Load MSCCL algorithm file specified in mscclAlgoFilePath and return its handle via mscclAlgoHandle. This API is expected to be called by MSCCL scheduler instead of end users.

ncclResult_t pmscclLoadAlgo(const char *mscclAlgoFilePath, mscclAlgoHandle_t *mscclAlgoHandle)¶

ncclResult_t mscclRunAlgo(const void *sendBuff, const size_t sendCounts[], const size_t sDisPls[], void *recvBuff, const size_t recvCounts[], const size_t rDisPls[], size_t count, ncclDataType_t dataType, int root, int peer, ncclRedOp_t op, mscclAlgoHandle_t mscclAlgoHandle, ncclComm_t comm, hipStream_t stream)¶

MSCCL Run Algorithm.

Run MSCCL algorithm specified by mscclAlgoHandle. The parameter list merges all possible parameters required by different operations as this is a general-purposed API. This API is expected to be called by MSCCL scheduler instead of end users.
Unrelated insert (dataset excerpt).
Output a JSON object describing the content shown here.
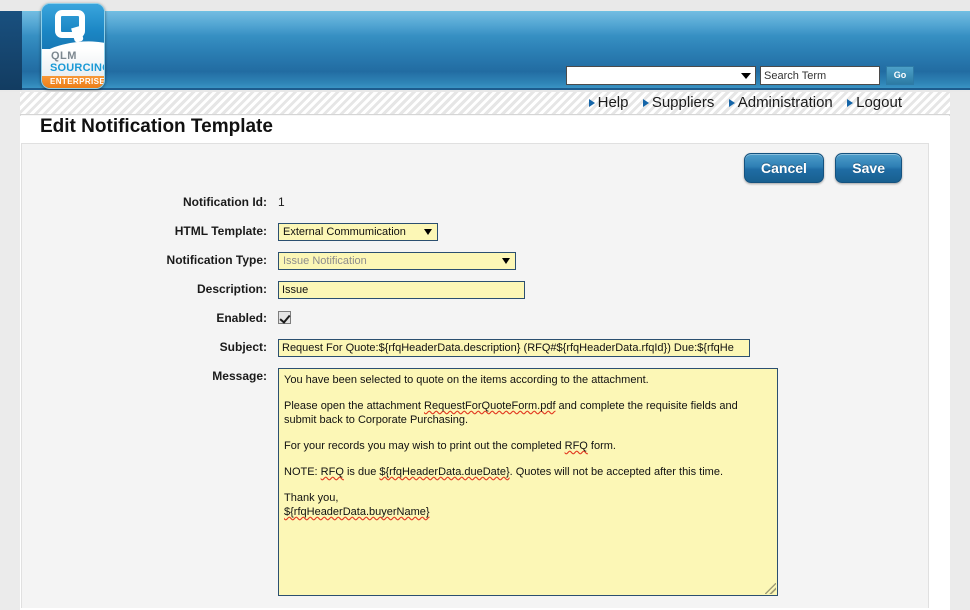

ncclResult_t pmscclRunAlgo(const void *sendBuff, const size_t sendCounts[], const size_t sDisPls[], void *recvBuff, const size_t recvCounts[], const size_t rDisPls[], size_t count, ncclDataType_t dataType, int root, int peer, ncclRedOp_t op, mscclAlgoHandle_t mscclAlgoHandle, ncclComm_t comm, hipStream_t stream)¶

ncclResult_t mscclUnloadAlgo(mscclAlgoHandle_t mscclAlgoHandle)¶

MSCCL Load Algorithm.

Unload MSCCL algorithm previous loaded using its handle. This API is expected to be called by MSCCL scheduler instead of end users.

ncclResult_t pmscclUnloadAlgo(mscclAlgoHandle_t mscclAlgoHandle)¶

ncclResult_t ncclGroupStart()¶

Group Start.

Start a group call. All calls to NCCL until ncclGroupEnd will be fused into a single NCCL operation. Nothing will be started on the CUDA stream until ncclGroupEnd.

ncclResult_t ncclGroupEnd()¶

Group End.

End a group call. Start a fused NCCL operation consisting of all calls since ncclGroupStart. Operations on the CUDA stream depending on the NCCL operations need to be called after ncclGroupEnd.